Special Feature on Technical Solutions to Real-world Problems
A maintenance tool for Hikari Denwa (optical IP (Internet protocol) telephony) and video delivery services called RTP Checker has been developed by the Technical Assistance and Support Center at NTT EAST. With the launch of FLET’S Hikari Next services, the use of Hikari Denwa and video delivery services is expanding. However, customer consultations have revealed that technical problems with these services are on the increase. RTP Checker simplifies troubleshooting by presenting a realtime display of packet loss in transmissions that use the Real-time Transfer Protocol (RTP).
1. Video services
Most Internet protocol (IP) telephony services such as Hikari Denwa and video delivery services such as Hikari TV use the Real-Time Transfer Protocol (RTP) to send and receive data. Hikari Denwa and Hikari TV use RTP on IPv4 and IPv6 (versions 4 and 6), respectively.
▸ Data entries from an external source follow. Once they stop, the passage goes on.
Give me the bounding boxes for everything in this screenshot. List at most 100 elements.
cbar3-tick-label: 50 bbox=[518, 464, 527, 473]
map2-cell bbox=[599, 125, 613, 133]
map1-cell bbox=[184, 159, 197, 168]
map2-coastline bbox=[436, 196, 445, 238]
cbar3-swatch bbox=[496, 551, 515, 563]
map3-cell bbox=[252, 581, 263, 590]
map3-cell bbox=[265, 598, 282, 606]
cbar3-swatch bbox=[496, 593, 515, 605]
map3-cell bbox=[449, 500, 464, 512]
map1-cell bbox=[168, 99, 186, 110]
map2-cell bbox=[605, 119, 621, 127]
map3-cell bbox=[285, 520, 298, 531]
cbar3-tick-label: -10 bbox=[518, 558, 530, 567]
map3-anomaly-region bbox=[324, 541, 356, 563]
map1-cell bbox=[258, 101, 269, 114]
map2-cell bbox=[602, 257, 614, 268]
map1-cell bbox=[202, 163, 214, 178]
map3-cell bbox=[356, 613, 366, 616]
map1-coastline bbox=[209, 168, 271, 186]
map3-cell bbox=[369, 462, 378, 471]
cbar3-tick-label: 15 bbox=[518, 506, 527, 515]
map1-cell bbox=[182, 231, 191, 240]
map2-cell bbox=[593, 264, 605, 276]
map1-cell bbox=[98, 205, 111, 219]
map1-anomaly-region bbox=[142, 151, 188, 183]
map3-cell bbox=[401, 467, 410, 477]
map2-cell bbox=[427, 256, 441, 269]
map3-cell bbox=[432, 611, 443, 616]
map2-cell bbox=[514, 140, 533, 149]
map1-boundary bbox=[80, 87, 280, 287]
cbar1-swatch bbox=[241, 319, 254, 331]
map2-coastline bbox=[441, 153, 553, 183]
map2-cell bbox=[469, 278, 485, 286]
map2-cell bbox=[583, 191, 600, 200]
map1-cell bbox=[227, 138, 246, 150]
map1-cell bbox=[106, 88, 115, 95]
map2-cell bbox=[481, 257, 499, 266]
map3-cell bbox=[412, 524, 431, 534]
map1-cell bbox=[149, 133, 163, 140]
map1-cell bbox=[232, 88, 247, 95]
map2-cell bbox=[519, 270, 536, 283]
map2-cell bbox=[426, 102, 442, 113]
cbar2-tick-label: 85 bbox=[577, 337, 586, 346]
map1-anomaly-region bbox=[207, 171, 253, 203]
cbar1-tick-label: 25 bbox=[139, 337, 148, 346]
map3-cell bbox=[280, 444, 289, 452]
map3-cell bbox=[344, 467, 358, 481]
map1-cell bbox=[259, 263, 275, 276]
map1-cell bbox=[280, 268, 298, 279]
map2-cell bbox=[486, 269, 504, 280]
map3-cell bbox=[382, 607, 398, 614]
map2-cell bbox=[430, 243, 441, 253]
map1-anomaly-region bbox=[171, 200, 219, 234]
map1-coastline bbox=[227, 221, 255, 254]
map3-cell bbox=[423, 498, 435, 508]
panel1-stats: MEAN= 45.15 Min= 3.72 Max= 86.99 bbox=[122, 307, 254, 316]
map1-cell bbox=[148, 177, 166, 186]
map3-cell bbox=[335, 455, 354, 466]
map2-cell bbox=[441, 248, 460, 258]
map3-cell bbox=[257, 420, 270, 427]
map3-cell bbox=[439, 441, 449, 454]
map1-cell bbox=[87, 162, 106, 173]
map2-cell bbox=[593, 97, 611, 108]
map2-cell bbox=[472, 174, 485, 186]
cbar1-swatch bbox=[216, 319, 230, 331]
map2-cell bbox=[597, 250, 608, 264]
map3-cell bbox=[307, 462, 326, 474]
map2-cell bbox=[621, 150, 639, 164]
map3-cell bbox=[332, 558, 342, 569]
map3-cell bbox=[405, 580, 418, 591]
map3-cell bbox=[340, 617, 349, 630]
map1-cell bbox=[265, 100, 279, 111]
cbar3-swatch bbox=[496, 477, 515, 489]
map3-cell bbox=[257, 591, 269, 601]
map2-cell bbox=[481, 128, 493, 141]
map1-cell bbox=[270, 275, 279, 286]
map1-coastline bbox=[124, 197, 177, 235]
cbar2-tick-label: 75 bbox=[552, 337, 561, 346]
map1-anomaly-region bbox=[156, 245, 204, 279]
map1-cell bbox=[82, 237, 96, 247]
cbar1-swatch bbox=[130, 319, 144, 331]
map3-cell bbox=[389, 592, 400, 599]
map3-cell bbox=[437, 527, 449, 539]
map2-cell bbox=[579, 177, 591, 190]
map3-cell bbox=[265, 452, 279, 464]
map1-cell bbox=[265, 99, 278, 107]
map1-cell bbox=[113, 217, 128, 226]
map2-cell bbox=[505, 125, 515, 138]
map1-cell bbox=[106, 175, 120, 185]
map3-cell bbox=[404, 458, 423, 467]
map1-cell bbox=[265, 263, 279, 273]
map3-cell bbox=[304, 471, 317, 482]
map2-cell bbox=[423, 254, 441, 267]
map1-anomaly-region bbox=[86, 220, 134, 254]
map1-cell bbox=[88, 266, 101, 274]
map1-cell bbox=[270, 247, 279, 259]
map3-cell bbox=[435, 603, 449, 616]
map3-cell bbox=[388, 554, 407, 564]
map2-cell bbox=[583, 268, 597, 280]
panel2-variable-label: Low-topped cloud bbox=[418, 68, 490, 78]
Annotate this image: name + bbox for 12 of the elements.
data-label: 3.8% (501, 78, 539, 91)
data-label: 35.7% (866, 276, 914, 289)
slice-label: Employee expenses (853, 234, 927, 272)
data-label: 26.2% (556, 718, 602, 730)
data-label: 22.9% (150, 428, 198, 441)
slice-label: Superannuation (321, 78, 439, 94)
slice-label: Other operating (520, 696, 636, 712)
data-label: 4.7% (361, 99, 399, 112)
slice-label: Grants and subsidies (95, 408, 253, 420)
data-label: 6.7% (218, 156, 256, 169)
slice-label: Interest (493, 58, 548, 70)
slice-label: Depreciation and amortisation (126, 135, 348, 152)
Television broadcasts are delivered in multicast mode while video is delivered in unicast mode. The data stream may also be fragmented or non-fragmented (Fig. 1). In the case of fragmented packets, one RTP packet is divided into several packets. Here, only the leading packet holds RTP header information including the sequence number while the remaining packets contain only RTP data.
1.2 Home configuration
The Hikari Denwa service connects first to a Hikari Denwa-compatible router installed behind the optical network unit (ONU) and then to a telephone receiver. For video delivery services like Hikari TV, the service connects first to a router behind the ONU, then to a compatible tuner, and finally to a television set connected to the tuner via a video cable (Fig. 2).
Typical problems with Hikari Denwa include the inability to connect, choppy voice, noise, one-way voice communication, disabled incoming and/or outgoing calls, and disabled fax function. As for video delivery services, consultations in recent years have revealed many instances of inferior image quality in television, video-on-demand, and videophone services as well as in videoconferencing and surveillance-camera systems. Many of these phenomena result from packet loss, packet misordering, or packet delay. Determining whether choppy voice and noise in Hikari Denwa and video disturbances in Hikari TV are phenomena caused by packet loss is an important part of primary troubleshooting in home maintenance.
2. RTP Checker
RTP Checker is small personal computer (about the size of a business card) that connects to an Ethernet segment of the network via a tap or switching hub. The RTP packets that are captured in this way are examined to determine whether any packets are being lost or delayed. If multiple streams are flowing, the occurrence of packet loss is displayed even if the loss occurs in only one stream. Thus, if the user is viewing the display of the RTP Checker at the instant a video stream freeze occurs, he or she can easily see that the problem is due to the loss of RTP packets. Troubleshooting using RTP Checker is shown in Figs. 3 and 4 for Hikari Denwa when noise affects the system and for Hikari TV when picture quality deteriorates, respectively. Under normal conditions, the green lamp is on and the red light is off. When packet loss is detected, the green lamp flashes and goes out. Then, the green and red lamps come on (Figs. 3 and 4). When interarrival jitter occurs, the green lamp is on and the red lamp flashes (Fig. 5).
Two features differentiate RTP Checker from existing packet-capturing tools: RTP Checker identifies RTP packets directly without using session initiation protocol (SIP) information and it evaluates the loss of fragmented packets in real time.
(1) Direct SIP-free detection of RTP packet loss
Existing tools like Wireshark identify RTP packets from information found in, for example, SIP control signals. Consequently, if packet capture is begun in a state in which RTP packets are already flowing, manual decoding must be performed. RTP Checker, on the other hand, begins to identify and analyze RTP packets from the time that a connection is made with the network regardless of the time that packet capture starts begins.
(2) Realtime evaluation of loss of fragmented packets
To evaluate the loss of fragmented packets, which often appears in video delivery services, the tool must examine multiple pieces of information in the IP header and check them for consistency. Wireshark can check for RTP packet loss only in the case of packets that have a fragment offset of 0; it cannot detect the loss of other packets. RTP Checker, on the other hand, incorporates proprietary logic in its timer processing so that IP-header information can be checked at specific time intervals. This enables the loss of fragmented packets to be evaluated in real time (Fig. 6).
This article introduced the troubleshooting tool RTP Checker. Problems in video delivery services are expected to increase with the full-scale rollout of FLET’S Hikari Next services. By simplifying primary troubleshooting, RTP Checker should make problem resolution more efficient and maintenance more effective.